La dialogicità e l'asimmetria delle relazioni che si stabiliscono all'interno dei movimenti sociali rimandano al tema del rapporto tra leadership e base, che Freire considera un rapporto eminentemente pedagogico, di permanente e reciproca coscientizzazione. Il pensatore brasiliano si sofferma sul rischio che, nella loro azione politico-educativa, le leader adottino gli strumenti propri dell'educazione depositaria, considerando gli altri come pure incidenze della propria azione politica o come vasi vuoti da riempire di slogan e assumendo quindi un atteggiamento dogmatico ed autoritario. Questo accade anche perché, in alcuni casi, i leader sono rappresentanti del polo oppressore che, attraverso un'opzione individuale – che Freire definisce in vario modo come “conversione”, “transfuga”, “suicidio di classe” – hanno compreso la necessità di solidarizzare con gli oppressi e le oppresse e di lottare per la loro liberazione e che, tuttavia, devono essere disponibili a lasciarsi educare da coloro con i quali si impegnano, per assumere il loro punto di vista, comprendere la loro situazione ed entrare in autentica comunione. Nella prassi per la trasformazione radicale della società, il

compito della leader, perciò, è quello di partire dalla lettura del mondo della base del movimento, non per girarvi intorno, ma per superarla attraverso una comprensione più critica (Freire, 2008). Esistono quindi delle profonde affinità tra la figura del leader nella concezione freiriana e quella dell'intellettuale organico gramsciano. Questi, infatti, ha il compito politico-educativo di guidare le masse portandole dal “senso comune” al “buon senso” (Mayo, 2008).

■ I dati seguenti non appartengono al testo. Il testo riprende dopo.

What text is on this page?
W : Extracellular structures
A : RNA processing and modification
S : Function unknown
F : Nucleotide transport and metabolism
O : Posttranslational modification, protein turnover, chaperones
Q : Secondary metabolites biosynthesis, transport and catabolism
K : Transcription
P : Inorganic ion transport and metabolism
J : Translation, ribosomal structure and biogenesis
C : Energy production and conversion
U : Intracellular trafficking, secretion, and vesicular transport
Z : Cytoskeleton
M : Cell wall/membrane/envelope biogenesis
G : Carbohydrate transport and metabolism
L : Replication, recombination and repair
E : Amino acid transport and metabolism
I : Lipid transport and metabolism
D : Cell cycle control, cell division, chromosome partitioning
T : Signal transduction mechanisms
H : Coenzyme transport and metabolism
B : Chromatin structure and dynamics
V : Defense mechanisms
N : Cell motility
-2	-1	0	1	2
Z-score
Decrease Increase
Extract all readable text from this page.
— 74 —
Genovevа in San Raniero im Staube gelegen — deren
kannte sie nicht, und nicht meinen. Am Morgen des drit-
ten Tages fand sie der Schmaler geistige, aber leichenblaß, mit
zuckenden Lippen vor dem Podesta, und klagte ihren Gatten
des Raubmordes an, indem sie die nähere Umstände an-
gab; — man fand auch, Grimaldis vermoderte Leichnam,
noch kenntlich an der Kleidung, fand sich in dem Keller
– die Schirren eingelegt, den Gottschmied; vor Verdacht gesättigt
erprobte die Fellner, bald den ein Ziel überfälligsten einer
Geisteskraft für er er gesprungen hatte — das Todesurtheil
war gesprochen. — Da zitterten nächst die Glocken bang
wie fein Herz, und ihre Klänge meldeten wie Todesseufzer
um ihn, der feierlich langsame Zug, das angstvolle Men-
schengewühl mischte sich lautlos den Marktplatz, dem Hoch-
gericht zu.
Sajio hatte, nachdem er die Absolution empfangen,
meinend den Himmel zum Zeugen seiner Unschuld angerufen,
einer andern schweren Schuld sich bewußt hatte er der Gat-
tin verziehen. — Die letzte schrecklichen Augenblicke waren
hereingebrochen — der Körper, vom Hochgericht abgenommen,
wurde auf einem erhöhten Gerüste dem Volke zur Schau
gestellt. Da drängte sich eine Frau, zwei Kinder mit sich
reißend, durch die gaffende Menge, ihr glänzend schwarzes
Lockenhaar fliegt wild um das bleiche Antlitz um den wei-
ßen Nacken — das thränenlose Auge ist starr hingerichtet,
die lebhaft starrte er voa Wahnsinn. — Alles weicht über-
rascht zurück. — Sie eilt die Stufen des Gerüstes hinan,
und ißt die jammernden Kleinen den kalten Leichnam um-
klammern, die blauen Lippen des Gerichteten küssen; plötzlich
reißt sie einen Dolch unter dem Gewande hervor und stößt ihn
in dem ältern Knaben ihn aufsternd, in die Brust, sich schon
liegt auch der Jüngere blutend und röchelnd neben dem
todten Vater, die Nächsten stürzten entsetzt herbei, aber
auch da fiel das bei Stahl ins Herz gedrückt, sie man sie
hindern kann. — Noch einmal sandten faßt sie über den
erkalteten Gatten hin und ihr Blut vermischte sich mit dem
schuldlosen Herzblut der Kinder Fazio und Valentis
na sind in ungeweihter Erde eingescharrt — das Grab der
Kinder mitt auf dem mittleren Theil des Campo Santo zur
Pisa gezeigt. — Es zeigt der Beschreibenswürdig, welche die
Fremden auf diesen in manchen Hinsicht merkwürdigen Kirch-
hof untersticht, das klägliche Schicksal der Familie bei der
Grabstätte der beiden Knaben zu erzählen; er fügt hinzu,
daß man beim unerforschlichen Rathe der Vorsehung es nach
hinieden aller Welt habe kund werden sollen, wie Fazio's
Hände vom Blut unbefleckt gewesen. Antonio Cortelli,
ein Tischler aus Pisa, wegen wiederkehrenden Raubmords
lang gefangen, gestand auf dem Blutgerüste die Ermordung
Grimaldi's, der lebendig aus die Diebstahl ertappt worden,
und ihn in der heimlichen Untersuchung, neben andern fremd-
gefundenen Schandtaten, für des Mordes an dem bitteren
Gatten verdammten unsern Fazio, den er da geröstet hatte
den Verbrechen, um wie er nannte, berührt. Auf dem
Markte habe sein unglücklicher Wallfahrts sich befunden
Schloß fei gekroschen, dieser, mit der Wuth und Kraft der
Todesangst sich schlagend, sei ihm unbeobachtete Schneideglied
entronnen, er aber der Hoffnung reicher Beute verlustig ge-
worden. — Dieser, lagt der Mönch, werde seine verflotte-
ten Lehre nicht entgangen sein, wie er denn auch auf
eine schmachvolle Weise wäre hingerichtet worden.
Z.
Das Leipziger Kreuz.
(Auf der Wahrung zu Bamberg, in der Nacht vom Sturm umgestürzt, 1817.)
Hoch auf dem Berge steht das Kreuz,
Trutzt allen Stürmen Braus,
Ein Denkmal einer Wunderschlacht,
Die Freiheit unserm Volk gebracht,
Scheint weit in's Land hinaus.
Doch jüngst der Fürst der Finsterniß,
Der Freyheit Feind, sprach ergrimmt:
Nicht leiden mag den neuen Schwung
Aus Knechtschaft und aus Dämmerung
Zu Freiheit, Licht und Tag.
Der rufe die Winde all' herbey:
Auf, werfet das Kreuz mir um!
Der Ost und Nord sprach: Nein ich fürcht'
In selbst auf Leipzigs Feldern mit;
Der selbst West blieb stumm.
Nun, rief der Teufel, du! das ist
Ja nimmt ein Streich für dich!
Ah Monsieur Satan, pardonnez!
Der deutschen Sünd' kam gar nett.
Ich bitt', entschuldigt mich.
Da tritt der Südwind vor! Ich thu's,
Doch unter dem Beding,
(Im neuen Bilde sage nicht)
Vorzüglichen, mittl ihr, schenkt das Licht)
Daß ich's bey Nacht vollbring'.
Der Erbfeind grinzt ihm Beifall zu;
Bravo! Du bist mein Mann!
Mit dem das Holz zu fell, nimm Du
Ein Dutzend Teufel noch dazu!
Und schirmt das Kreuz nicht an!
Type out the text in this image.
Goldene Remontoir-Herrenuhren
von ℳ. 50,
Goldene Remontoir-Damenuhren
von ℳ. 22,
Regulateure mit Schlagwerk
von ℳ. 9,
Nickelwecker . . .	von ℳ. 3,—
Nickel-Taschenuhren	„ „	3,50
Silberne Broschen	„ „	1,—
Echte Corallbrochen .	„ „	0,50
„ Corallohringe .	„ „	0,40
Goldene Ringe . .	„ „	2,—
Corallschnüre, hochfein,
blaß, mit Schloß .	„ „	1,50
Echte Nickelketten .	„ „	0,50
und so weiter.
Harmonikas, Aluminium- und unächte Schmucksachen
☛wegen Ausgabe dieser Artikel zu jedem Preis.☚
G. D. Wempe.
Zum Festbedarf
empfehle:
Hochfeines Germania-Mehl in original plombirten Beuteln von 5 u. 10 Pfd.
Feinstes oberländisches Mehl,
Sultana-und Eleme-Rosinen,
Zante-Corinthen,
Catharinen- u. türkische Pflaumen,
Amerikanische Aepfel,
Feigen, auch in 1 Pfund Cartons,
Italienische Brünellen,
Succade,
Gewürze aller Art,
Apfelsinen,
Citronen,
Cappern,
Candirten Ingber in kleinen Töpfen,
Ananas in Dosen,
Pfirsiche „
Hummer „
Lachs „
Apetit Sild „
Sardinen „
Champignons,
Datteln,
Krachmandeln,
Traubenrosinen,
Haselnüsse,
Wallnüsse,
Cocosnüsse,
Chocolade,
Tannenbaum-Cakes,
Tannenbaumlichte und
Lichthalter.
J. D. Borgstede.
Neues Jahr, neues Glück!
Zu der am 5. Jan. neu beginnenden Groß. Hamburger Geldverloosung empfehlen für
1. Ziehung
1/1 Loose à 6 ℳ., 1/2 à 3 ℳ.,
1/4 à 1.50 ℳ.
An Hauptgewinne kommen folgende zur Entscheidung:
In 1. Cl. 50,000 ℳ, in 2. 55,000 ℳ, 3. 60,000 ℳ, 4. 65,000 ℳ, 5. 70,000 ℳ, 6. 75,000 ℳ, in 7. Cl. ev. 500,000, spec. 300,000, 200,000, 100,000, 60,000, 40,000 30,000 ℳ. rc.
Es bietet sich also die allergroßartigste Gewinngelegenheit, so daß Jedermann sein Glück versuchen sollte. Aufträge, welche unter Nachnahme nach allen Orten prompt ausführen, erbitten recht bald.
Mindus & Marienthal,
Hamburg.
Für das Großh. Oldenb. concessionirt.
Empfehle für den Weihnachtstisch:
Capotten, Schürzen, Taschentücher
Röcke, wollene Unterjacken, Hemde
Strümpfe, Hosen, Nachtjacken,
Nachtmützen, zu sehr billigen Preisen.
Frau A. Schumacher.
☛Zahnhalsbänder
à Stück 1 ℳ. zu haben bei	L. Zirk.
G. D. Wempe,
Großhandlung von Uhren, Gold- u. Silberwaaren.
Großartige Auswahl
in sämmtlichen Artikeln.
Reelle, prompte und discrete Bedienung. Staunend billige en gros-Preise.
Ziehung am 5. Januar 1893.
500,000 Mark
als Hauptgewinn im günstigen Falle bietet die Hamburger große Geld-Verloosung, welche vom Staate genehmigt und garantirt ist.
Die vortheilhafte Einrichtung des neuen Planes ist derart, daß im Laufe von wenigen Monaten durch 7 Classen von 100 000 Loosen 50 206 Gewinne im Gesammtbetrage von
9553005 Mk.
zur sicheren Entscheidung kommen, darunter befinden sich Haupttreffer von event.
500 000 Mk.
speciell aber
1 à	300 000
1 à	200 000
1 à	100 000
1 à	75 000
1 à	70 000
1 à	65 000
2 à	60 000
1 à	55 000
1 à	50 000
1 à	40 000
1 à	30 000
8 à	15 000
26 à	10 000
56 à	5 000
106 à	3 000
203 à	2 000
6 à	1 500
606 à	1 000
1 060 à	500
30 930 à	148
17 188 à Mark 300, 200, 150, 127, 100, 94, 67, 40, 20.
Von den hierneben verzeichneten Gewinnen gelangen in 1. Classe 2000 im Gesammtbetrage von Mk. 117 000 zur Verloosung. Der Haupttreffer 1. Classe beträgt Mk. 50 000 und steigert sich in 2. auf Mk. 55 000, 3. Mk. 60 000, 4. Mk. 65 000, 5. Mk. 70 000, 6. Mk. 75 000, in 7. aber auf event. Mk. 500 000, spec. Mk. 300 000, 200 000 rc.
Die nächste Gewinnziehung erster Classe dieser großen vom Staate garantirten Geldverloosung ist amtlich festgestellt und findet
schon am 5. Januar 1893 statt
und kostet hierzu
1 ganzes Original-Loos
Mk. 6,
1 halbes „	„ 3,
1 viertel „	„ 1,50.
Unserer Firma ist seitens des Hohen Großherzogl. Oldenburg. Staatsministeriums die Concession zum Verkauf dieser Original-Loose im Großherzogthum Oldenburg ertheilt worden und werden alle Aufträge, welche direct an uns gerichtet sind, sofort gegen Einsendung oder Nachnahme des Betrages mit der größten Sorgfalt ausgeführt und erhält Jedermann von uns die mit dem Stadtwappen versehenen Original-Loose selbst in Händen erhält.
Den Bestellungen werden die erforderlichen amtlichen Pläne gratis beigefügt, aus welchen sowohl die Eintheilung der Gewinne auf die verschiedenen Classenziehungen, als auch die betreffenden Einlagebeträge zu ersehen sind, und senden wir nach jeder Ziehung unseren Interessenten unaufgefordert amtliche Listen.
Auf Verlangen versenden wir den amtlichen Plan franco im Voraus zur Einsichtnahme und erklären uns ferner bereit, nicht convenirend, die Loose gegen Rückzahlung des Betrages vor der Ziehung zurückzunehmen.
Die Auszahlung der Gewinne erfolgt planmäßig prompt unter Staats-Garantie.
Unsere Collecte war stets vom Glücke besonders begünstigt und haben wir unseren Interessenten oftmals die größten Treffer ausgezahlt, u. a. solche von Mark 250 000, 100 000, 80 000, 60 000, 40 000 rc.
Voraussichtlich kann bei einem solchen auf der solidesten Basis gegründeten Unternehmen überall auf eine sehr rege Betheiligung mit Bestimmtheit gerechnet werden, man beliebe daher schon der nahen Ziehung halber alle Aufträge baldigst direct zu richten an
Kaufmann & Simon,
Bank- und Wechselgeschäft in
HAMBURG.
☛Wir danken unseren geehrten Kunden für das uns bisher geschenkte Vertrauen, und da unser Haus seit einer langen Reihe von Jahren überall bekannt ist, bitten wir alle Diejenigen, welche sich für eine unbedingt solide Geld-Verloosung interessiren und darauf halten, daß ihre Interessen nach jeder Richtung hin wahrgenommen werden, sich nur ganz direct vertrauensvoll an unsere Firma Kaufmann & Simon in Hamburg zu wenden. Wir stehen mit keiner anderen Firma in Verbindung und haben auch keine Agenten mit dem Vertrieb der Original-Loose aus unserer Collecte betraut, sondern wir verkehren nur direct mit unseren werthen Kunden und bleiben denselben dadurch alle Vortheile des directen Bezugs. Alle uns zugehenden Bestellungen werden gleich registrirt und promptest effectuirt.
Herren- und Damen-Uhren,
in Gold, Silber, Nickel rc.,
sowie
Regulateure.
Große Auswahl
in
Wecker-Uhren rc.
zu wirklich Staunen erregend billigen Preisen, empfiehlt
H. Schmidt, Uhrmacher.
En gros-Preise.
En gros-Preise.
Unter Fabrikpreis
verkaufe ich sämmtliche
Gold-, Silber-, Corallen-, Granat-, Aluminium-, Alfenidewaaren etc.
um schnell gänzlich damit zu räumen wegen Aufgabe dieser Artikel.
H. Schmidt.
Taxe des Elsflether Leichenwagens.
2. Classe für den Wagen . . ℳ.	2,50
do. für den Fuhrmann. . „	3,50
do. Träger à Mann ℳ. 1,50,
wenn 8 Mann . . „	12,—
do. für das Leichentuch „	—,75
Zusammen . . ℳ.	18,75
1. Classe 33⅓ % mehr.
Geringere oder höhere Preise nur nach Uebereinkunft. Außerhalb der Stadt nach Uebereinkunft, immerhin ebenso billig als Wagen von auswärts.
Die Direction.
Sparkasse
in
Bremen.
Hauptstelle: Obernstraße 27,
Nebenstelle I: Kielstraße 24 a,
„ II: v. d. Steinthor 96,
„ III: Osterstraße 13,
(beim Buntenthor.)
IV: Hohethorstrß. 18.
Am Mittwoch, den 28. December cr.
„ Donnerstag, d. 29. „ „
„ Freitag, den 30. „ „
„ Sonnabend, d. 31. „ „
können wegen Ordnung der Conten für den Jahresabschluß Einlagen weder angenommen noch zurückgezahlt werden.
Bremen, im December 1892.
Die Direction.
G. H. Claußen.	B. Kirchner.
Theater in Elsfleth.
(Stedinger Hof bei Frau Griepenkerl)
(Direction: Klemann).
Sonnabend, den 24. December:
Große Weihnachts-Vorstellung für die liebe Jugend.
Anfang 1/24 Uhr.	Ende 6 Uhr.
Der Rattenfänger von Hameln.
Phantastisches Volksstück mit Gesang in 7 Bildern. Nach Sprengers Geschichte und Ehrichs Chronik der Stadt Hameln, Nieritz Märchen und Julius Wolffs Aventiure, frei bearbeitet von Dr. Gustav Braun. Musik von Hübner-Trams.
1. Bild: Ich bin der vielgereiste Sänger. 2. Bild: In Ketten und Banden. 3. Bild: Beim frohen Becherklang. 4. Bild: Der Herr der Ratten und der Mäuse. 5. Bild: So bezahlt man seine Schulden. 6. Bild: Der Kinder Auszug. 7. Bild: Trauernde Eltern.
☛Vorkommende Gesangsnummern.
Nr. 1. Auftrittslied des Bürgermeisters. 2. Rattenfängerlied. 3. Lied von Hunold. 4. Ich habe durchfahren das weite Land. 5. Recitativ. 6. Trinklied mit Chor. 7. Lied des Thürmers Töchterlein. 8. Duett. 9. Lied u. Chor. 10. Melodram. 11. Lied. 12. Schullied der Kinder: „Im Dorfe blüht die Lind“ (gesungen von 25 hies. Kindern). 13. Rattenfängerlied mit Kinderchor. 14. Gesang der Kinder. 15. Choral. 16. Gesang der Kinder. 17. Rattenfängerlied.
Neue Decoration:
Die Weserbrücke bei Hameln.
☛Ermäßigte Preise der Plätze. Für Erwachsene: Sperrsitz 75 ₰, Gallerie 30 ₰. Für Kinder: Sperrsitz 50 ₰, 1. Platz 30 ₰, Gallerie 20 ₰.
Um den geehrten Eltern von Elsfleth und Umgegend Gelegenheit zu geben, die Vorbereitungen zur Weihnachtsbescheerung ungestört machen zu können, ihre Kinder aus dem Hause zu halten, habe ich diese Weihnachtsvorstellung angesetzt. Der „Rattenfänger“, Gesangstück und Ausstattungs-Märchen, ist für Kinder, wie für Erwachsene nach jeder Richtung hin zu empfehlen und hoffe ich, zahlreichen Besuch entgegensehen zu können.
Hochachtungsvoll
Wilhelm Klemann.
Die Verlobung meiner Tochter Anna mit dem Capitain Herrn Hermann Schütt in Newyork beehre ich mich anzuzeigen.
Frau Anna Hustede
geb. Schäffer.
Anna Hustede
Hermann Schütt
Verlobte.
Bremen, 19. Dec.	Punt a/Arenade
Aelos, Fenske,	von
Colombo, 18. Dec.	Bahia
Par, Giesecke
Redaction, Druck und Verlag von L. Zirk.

L'equilibrio complesso tra dialogicità e asimmetria e il rischio che questa si cristallizzi in posizioni gerarchiche fisse, piuttosto che circolare in relazioni di autorità in cui la mediazione venga costantemente rinnovata (Tommasi, 1995), è una questione pedagogicamente molto rilevante. Il ruolo nell'organizzazione, infatti, è una delle dimensioni in cui più facilmente può verificarsi la riproduzione di disuguaglianze in seno ai movimenti sociali (Motta e Esteves, 2014). Questi, infatti, pur contribuendo a decostruire soggettività, relazioni sociali e punti di vista sul mondo dominanti e ad elaborarne di alternativi, possono ricalcare varie forme di discriminazione legate al genere, alla classe, all'etnia etc. rispetto ad ambiti quali la struttura dell'organizzazione, la gestione delle risorse, la divisione dei compiti, i processi decisionali etc. (ibidem). Anche nei movimenti sociali, dunque, si possono rintracciare segni di autoritarismo, ogni volta che, ad esempio, “as pessoas e os grupos incorporam a expectativa de que o chefe deve determinar o que os subalternos devem executar. E quando alguém disposto a mandar encontra outro disposto a se sumeter6” (Fleuri, 2008, p.172). Per svelare e superare l'autoritarismo e l'imposizione del silenzio del corpo, della parola, della volontà, della comunità (ibidem), è importante valorizzare le dissonanze che si sperimentano nei margini interni ai movimenti; dare voce e visibilità ai soggetti cui generalmente vengono negate; soprattutto riflettere collettivamente e permanentemente sulle proprie pratiche (Motta e Esteves, 2014).